Detection Methods for CVE-2025-24903
Indicators of Compromise
- Sync messages received from a sender whose identity does not correspond to a known linked device of the local user account.
- Unexpected state changes in client applications such as spurious read receipts, sent-message echoes, or contact updates that the user did not initiate.
- Application logs showing sync message handlers invoked for envelopes whose Metadata indicates an external sender identity.
Detection Strategies
- Inspect dependency manifests (Cargo.toml and Cargo.lock) across Rust projects to identify versions of libsignal-service-rs predating commit 82d70f6720e762898f34ae76b0894b0297d9b2f8.
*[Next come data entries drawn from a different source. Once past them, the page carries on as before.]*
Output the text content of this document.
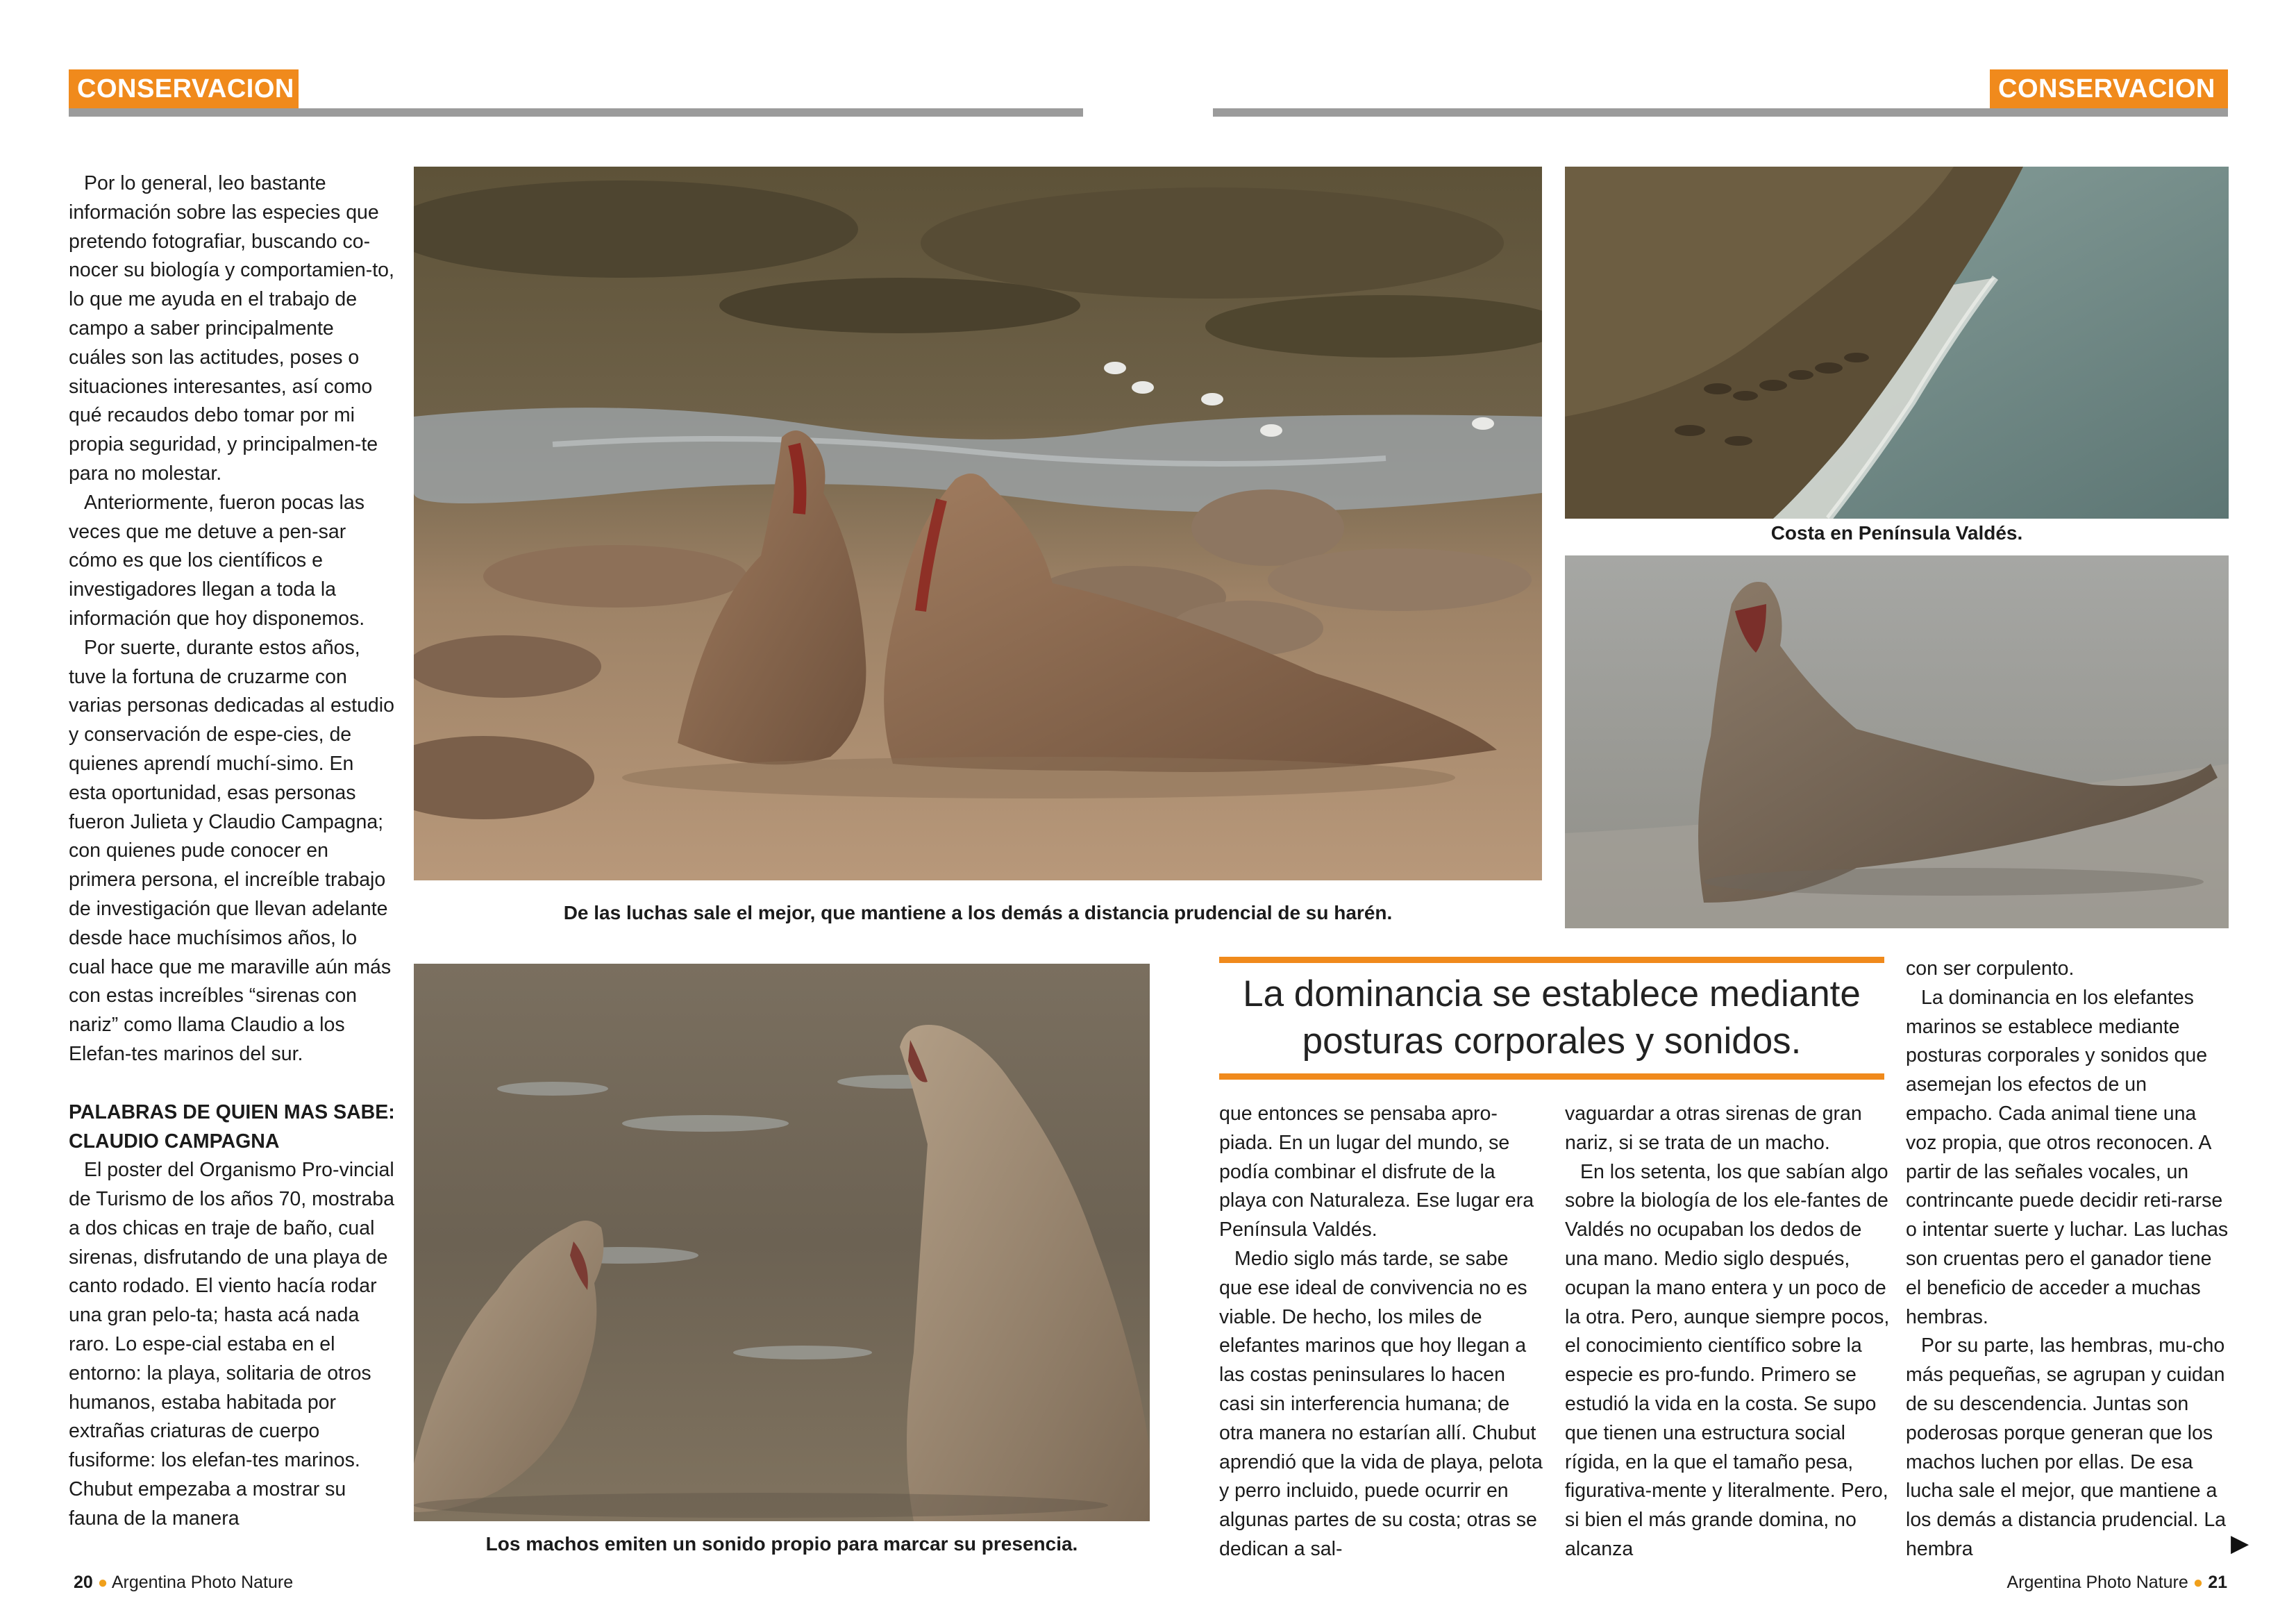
CONSERVACION	CONSERVACION

Por lo general, leo bastante información sobre las especies que pretendo fotografiar, buscando co-nocer su biología y comportamien-to, lo que me ayuda en el trabajo de campo a saber principalmente cuáles son las actitudes, poses o situaciones interesantes, así como qué recaudos debo tomar por mi propia seguridad, y principalmen-te para no molestar.

Anteriormente, fueron pocas las veces que me detuve a pen-sar cómo es que los científicos e investigadores llegan a toda la información que hoy disponemos.

Por suerte, durante estos años, tuve la fortuna de cruzarme con varias personas dedicadas al estudio y conservación de espe-cies, de quienes aprendí muchí-simo. En esta oportunidad, esas personas fueron Julieta y Claudio Campagna; con quienes pude conocer en primera persona, el increíble trabajo de investigación que llevan adelante desde hace muchísimos años, lo cual hace que me maraville aún más con estas increíbles “sirenas con nariz” como llama Claudio a los Elefan-tes marinos del sur.

PALABRAS DE QUIEN MAS SABE:

CLAUDIO CAMPAGNA

El poster del Organismo Pro-vincial de Turismo de los años 70, mostraba a dos chicas en traje de baño, cual sirenas, disfrutando de una playa de canto rodado. El viento hacía rodar una gran pelo-ta; hasta acá nada raro. Lo espe-cial estaba en el entorno: la playa, solitaria de otros humanos, estaba habitada por extrañas criaturas de cuerpo fusiforme: los elefan-tes marinos. Chubut empezaba a mostrar su fauna de la manera

Costa en Península Valdés.
De las luchas sale el mejor, que mantiene a los demás a distancia prudencial de su harén.
Los machos emiten un sonido propio para marcar su presencia.
La dominancia se establece mediante
posturas corporales y sonidos.

que entonces se pensaba apro-piada. En un lugar del mundo, se podía combinar el disfrute de la playa con Naturaleza. Ese lugar era Península Valdés.

Medio siglo más tarde, se sabe que ese ideal de convivencia no es viable. De hecho, los miles de elefantes marinos que hoy llegan a las costas peninsulares lo hacen casi sin interferencia humana; de otra manera no estarían allí. Chubut aprendió que la vida de playa, pelota y perro incluido, puede ocurrir en algunas partes de su costa; otras se dedican a sal-

vaguardar a otras sirenas de gran nariz, si se trata de un macho.

En los setenta, los que sabían algo sobre la biología de los ele-fantes de Valdés no ocupaban los dedos de una mano. Medio siglo después, ocupan la mano entera y un poco de la otra. Pero, aunque siempre pocos, el conocimiento científico sobre la especie es pro-fundo. Primero se estudió la vida en la costa. Se supo que tienen una estructura social rígida, en la que el tamaño pesa, figurativa-mente y literalmente. Pero, si bien el más grande domina, no alcanza

con ser corpulento.

La dominancia en los elefantes marinos se establece mediante posturas corporales y sonidos que asemejan los efectos de un empacho. Cada animal tiene una voz propia, que otros reconocen. A partir de las señales vocales, un contrincante puede decidir reti-rarse o intentar suerte y luchar. Las luchas son cruentas pero el ganador tiene el beneficio de acceder a muchas hembras.

Por su parte, las hembras, mu-cho más pequeñas, se agrupan y cuidan de su descendencia. Juntas son poderosas porque generan que los machos luchen por ellas. De esa lucha sale el mejor, que mantiene a los demás a distancia prudencial. La hembra	▶
20 ● Argentina Photo Nature	Argentina Photo Nature ● 21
- Instrument the patched envelope metadata tracing (envelope_metadata span field) to record sender identity for each decoded message and alert on mismatches.
- Run software composition analysis against build artifacts to flag transitively pulled vulnerable revisions of the crate.
Monitoring Recommendations
- Monitor downstream client behavior for unexplained sync-driven state changes that do not correlate with legitimate user activity on other devices.
- Correlate Signal-derived application telemetry with linked-device inventories to detect sync traffic attributed to non-enrolled devices.
- Track upstream advisories from the whisperfish project for follow-on fixes affecting the sync message validation path.
How to Mitigate CVE-2025-24903
Immediate Actions Required
- Update libsignal-service-rs to a revision that includes commit 82d70f6720e762898f34ae76b0894b0297d9b2f8 or later.
- Rebuild and redeploy any Rust applications, including Signal-compatible clients, that depend on the affected crate.
- Audit application code for use of the Metadata struct, since the patch adds a was_encrypted field that is an API-breaking change requiring downstream adjustments.
Patch Information
The fix is published in the whisperfish libsignal-service-rs repository as commit 82d70f6720e762898f34ae76b0894b0297d9b2f8. Refer to the GitHub Security Advisory GHSA-r58q-66g9-h6g8 and the upstream commit for the full patch contents.
Workarounds
- No known workarounds are available according to the upstream advisory. Patching is the only effective remediation.
- Where immediate patching is not feasible, limit exposure by restricting the contact list of affected accounts and treating sync-driven state changes with skepticism until the update is applied.
# Update the dependency in Cargo.toml to a patched revision
cargo update -p libsignal-service
cargo build --release
Disclaimer: This content was generated using AI. While we strive for accuracy, please verify critical information with official sources.